Mr. Y: the feelings guy [Translation: the gay boyfriend and/or "free" therapist]. He is all about the glass of chardonnay proffered with soulful active listening at the end of the day. “Pampering”—a vague enough word—may ensue, but the DPMs decide this needn’t include “massage” (as some “date night” guidelines arduously insist). We agree that any sensible human would prefer a massage from a professional. When your “mate” rubs your back, it’s impossible to relax while you anticipate what reciprocation will be required—five minutes of sex or, worse, a 20-minute massage back. This is a complex role; while it falls to Mr. Y to provide amorous relations if needed, for some—most?—women, it would be enough, or even preferred, for Mr. Y to function as the gentlemanly squire (Maurice Tempelsman holding umbrella aloft as Jackie O steps out of Doubleday into the rain). Or he could even be (or appear to be, although he says he’s not) gay. (David Gest, to the staff: “Liza will be home at 7 o’clock. Ready the Vosges chocolates, draw the bath!”—although of course, that ended, after 16 months, in lawsuits and allegations of beatings, herpes, etc.) (Doesn’t Sir Elton John have a Mr. Y?) (I’ll Google this.)

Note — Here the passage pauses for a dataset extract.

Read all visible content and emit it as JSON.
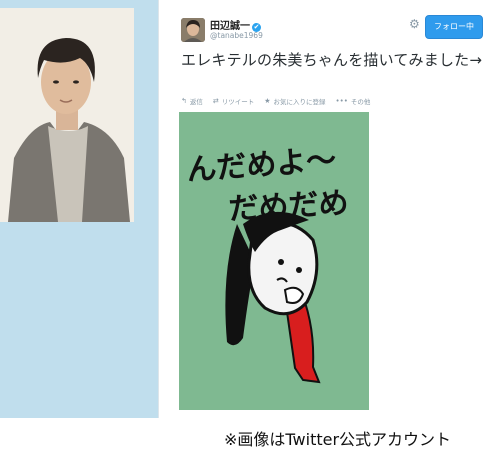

Mr. Z: The Brawny paper-towel man [Translation: the guy that does all the man-jobs around the house]. This Mr. Fix-It wheels out the garbage cans, repairs the electronic garage-door opener, resets the computerized and (why?) tankless water heater.
Mr. Q: the cheerful intern [Translation: the maid]. Mr. Q executes whatever tiny tasks you assign, without argument—he accepts a stack of envelopes and addresses them, picks up the dry cleaning before noon, is on call for 24/7 emergency carpooling, and, best of all, when handed a grocery list, returns with—get this—that grocery list’s exact items (“not Tropicana carton orange juice but fresh-squeezed Naked Orange Mango”).
The problem, of course, is that no one man can possibly be all four of these people. Mr. X is notoriously bad at processing feelings, Mr. Y is notoriously bad at fixing things, macho Mr. Z hates to be micromanaged, and Mr. Q does not actually exist in real life, although in modern marriages, husbands and wives often do treat each other as interns (“You pick up the dry cleaning!” “No, YOU should, by 5 o’clock! And put it on the United miles card, NOT Bank of America!”).
Anyway, read the whole thing. It does a lot to explain the declining birth-rates in the United States. Evolution in action.